The heart of Funny People however, lies with Adam Sandler’s performance as former stand-up comedian turned superstar, George Simmons. Simmons, we learn from posters and clips of fake movies, has built an immensely successful career on dumb comedies like Merman (self-explanatory) and Re-Do (about a man turned into a baby). By poking fun at Sandler’s own career as a film comedian, these self-references lend credibility to the character, giving strength to the more emotional moments that come later. After a positive reaction to Ira’s stand-up, Simmons takes him on as an assistant, apprentice and confidant to his medical secret. Scenes between Sandler and Rogen are particularly good in the way they depict a man who is very good at subverting his fears with laughter.

Following a few revelations in the face of death, a process expedited through use of montages, Simmons decides the one part of his life most in need of fixing is his romantic life.
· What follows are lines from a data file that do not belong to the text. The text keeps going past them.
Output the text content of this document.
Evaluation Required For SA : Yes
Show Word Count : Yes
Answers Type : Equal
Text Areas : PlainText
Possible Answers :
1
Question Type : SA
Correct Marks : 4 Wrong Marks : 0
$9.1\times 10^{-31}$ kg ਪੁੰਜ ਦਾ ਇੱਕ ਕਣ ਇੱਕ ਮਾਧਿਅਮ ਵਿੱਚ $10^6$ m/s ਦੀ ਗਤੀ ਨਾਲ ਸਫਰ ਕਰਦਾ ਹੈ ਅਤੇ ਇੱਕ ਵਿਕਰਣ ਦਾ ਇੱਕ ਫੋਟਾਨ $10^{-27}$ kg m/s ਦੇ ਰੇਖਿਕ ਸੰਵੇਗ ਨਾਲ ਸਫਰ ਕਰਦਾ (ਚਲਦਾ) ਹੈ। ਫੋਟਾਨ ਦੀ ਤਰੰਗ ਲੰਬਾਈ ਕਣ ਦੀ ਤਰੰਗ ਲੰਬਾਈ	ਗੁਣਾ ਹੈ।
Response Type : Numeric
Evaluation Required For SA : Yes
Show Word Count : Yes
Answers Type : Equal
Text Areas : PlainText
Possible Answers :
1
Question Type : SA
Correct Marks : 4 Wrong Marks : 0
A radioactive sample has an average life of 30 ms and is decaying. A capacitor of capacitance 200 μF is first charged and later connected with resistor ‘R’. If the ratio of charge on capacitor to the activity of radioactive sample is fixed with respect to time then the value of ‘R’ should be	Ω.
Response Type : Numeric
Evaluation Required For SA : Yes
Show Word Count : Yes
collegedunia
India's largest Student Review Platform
None of the girls in his long line of one-night stands compare to his almost-wife from years before, Laura (the irresistible Leslie Mann). In this last leg of the film, we get some very funny scenes featuring Eric Bana as a cheerfully pompous Australian businessman. When the film tries to wrap up a complicated situation into a neat finale, its Bana’s delightfully absurd monologue about lessons learned during his trips to China that masks the strings Judd Apatow is carefully pulling as screenwriter.

This tidy ending comes as something of a disappointment following The 40-Year-Old Virgin and Knocked Up, neither of which relied on contrivances. Those films remained, excluding occasional tangents for the sake of a good joke, focused on the main storyline. They used side characters to populate the films’ worlds, but never lost sight of the central characters. Each of those films also offered surprisingly good-natured morals as solutions to the complexities of their characters’ lives. For The 40-Year-Old Virgin it was their choice to wait until marriage; for Knocked Up, it was the decision to raise the baby in spite of the challenges. The ending of Funny People places a similar importance on family ideals, but never makes a strong argument for what happens.

On a scene-by-scene basis, Funny People works, but as a whole film it is unfocused, failing to deliver one cohesive message, but instead a collection of ideas that linger in the air as the credits roll. And yet the film is consistently enjoyable on the strength of its sharp comedic writing and winning performances. That shouldn’t come as a surprise though: these are, after all, very, very funny people.